Jay Wood, corporate engineer for Mark Line Industries, Inc., spoke on behalf of the Modular Building Institute. “Our industry provides modular school buildings and portable classrooms throughout the country,” he told The News.

Changes to try to meet these new classroom requirements, including upgrading hvac systems, “will increase our cost by $19 per square foot,” he said. “However, this still does not achieve a noise level of 35 dBA. This results in each classroom costing about $15,000 more, and still not meeting the proposed standard.”

He said that the institute “requests that any improvements in acoustical performance be left up to individual schools … and not made a national standard.”
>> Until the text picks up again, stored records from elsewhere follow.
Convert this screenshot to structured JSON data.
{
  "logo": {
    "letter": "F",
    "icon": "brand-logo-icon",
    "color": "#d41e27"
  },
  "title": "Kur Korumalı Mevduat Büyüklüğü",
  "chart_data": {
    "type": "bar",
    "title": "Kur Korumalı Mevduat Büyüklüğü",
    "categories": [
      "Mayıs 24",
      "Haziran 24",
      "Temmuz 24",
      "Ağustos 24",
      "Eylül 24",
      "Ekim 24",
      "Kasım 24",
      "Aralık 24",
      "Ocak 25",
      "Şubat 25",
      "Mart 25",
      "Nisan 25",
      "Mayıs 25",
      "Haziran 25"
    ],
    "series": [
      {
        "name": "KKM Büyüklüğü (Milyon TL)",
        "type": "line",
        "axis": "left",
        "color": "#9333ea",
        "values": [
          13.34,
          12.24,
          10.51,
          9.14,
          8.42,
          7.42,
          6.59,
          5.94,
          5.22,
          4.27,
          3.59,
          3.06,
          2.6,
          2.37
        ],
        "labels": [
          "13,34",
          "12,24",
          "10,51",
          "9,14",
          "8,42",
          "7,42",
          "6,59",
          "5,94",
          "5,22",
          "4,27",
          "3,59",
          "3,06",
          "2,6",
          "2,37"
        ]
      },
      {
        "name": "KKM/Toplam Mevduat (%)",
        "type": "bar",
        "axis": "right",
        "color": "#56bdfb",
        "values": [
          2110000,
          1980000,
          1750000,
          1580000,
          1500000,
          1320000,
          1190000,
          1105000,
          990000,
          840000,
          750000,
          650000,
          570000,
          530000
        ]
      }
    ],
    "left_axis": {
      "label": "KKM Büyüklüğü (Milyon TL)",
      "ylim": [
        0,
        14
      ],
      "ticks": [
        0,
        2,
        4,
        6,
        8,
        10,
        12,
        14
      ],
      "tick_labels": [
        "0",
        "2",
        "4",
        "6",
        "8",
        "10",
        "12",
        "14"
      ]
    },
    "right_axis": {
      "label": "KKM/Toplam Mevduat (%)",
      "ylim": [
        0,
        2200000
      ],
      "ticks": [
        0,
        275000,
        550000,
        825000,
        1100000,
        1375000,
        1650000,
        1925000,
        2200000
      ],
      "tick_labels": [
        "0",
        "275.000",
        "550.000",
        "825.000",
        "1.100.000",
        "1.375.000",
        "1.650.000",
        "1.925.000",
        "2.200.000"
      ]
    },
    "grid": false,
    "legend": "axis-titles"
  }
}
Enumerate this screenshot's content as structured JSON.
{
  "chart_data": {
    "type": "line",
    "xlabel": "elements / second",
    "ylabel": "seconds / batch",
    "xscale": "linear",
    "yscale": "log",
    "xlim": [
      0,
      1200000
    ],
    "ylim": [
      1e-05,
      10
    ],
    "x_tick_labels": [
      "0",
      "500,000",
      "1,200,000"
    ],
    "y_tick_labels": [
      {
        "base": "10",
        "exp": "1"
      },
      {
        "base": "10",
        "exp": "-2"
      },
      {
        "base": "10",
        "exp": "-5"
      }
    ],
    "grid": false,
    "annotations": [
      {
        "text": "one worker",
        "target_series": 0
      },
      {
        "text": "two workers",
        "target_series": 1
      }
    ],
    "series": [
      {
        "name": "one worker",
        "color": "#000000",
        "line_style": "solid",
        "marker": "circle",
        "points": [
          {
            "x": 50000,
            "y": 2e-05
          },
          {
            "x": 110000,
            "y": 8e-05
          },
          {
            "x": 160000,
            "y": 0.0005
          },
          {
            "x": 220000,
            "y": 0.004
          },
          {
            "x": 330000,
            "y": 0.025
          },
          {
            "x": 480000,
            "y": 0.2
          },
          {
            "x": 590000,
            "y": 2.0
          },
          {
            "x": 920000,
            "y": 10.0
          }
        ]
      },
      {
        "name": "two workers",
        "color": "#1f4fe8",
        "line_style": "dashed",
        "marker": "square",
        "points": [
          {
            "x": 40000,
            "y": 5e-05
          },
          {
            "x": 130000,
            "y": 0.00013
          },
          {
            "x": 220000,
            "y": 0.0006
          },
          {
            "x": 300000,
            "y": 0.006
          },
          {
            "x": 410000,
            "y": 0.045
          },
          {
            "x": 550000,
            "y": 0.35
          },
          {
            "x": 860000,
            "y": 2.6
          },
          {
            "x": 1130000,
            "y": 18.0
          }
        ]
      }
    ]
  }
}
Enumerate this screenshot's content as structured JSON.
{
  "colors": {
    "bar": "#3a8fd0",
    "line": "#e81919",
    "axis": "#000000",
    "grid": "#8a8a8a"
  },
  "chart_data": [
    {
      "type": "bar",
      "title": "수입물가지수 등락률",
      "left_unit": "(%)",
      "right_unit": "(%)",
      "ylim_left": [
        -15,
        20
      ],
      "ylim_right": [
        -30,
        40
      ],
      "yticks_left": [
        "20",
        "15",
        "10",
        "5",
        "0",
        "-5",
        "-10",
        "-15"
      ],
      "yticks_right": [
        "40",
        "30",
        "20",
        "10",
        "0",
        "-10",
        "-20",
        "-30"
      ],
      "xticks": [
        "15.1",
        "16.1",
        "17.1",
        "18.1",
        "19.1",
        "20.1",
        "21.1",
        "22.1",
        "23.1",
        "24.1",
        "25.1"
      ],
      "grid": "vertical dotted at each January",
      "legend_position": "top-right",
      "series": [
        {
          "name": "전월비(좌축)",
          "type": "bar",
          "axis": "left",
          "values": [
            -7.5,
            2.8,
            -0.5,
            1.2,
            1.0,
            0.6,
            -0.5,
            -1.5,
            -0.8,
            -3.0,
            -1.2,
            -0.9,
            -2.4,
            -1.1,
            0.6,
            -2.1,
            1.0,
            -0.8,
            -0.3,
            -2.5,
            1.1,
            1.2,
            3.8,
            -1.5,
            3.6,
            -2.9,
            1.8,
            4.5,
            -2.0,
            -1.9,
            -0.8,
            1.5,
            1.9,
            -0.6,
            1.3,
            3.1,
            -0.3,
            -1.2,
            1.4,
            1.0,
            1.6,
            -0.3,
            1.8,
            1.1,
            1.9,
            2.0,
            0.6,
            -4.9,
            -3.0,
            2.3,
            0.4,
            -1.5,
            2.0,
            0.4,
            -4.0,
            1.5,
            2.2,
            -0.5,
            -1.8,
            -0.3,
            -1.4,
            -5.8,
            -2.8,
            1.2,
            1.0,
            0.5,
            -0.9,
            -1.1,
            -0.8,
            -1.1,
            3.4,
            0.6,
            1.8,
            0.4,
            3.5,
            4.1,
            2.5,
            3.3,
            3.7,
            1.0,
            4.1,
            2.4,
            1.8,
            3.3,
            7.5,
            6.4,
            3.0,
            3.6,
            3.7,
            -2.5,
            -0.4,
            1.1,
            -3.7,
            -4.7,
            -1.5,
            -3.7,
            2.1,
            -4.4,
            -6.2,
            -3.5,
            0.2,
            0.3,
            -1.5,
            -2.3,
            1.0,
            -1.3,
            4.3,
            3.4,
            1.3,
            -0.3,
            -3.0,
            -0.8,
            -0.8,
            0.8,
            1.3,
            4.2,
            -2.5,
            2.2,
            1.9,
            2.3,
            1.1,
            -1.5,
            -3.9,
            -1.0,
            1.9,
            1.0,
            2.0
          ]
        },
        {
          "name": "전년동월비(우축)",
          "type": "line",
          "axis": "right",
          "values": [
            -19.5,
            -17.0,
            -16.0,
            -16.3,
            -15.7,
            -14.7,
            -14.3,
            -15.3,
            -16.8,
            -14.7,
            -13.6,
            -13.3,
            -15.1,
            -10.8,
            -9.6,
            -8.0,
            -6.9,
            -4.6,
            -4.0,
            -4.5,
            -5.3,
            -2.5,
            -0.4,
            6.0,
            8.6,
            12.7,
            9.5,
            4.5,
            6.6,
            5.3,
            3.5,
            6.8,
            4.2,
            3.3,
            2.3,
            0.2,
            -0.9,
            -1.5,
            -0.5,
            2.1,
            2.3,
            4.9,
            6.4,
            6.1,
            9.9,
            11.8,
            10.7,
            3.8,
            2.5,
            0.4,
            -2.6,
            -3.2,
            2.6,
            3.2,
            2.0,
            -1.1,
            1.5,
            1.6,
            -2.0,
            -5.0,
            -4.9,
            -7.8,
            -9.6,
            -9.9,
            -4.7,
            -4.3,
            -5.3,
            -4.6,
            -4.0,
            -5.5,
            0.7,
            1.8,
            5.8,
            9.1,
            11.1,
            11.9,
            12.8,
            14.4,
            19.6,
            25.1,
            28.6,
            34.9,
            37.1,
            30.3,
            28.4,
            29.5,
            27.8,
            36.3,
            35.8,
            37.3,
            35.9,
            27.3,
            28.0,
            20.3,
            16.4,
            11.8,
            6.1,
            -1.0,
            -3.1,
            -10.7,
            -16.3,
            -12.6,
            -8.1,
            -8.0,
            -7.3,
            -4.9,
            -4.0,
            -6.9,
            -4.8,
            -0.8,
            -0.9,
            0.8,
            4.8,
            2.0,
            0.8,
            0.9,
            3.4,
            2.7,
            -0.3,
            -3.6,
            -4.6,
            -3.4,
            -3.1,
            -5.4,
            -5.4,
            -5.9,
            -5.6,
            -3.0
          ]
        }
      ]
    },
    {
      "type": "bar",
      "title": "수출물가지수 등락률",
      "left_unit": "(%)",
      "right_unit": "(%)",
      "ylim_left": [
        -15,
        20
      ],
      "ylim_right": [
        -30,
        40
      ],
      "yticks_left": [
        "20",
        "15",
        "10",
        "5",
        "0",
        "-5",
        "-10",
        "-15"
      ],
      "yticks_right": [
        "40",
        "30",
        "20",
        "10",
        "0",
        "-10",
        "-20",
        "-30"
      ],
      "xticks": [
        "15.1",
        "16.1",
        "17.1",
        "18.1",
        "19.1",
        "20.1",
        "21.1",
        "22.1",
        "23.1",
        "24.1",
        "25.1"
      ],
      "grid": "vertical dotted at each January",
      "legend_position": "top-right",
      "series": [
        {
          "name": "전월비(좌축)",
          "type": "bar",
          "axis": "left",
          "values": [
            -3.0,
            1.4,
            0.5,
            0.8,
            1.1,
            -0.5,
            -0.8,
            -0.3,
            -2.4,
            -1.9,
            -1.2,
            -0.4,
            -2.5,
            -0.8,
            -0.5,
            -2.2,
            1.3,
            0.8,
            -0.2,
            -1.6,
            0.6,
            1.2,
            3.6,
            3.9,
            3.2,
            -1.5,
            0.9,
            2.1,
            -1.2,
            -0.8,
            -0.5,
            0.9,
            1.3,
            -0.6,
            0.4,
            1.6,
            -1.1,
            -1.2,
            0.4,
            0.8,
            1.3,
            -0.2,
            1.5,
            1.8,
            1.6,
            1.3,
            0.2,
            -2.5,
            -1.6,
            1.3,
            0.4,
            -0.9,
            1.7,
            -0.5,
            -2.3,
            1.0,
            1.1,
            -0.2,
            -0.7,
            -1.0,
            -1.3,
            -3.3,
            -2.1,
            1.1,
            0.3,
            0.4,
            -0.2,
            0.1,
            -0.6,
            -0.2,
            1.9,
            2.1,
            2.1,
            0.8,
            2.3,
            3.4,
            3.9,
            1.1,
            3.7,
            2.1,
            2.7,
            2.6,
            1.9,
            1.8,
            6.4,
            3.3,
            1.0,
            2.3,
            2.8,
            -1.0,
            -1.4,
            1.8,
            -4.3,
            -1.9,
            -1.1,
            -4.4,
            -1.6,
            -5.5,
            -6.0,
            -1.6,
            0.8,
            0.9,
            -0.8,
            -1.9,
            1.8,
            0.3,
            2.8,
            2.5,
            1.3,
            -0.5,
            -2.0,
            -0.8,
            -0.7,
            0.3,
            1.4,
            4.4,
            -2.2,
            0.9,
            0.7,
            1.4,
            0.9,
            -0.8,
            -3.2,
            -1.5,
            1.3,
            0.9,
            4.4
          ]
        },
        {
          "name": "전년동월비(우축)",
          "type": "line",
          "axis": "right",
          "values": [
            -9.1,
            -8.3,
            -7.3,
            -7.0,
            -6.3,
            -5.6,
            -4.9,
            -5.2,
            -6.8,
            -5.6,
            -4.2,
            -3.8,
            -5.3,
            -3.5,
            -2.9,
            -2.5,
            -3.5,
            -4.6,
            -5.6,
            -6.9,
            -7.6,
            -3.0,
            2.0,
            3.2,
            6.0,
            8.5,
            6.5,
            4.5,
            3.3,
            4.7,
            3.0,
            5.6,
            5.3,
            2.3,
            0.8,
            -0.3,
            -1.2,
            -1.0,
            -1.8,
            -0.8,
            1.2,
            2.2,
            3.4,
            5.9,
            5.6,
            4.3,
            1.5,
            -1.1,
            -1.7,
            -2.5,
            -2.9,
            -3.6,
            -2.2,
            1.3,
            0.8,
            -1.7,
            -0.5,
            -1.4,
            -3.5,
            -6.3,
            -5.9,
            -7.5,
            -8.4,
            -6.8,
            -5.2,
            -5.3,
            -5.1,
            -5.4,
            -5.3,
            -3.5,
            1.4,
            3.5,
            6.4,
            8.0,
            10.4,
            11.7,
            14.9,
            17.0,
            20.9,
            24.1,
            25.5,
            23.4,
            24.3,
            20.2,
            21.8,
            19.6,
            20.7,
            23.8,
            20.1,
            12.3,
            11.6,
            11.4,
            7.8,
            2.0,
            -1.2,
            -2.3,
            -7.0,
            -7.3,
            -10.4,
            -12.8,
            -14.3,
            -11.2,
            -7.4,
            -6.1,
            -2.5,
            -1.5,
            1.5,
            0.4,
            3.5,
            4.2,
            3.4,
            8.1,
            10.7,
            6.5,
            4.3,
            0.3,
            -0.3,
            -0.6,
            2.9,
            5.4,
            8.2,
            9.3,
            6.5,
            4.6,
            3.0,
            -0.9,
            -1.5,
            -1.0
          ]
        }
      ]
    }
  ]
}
Irv Derks, vice president of engineering for hvac equipment manufacturer Bard Manufacturing (Bryan, OH), who was also present at the hearing, noted that there was strong opposition to the code change. But he commented, “First of all, we’re not against good, affordable learning environments.” But in developing this standard, “There was not adequate stakeholder involvement,” nor adequate “consideration of the costs.”

The change would have made new school construction and renovations cost substantially more, he said. Because it would sharply drive up costs, construction projects likely would be cancelled, and “Kids would be left in a less desirable environment.”

The proposed standard also does not consider the location of a classroom, stated Derks. “The school could be near an airport,” he said, and the standard would still apply.

In addition, the language in the standard covers all learning environments, so it would be applicable to school corridors, cafeterias, and gyms as well, Derks noted.

The impact on the hvac industry, he said, is that it would eliminate some product lines from being used in schools, and others would require expensive redesigns.

Another concern for the industry is that, although the code change was not approved by the IBC committee, other code making authorities could consider it for adoption.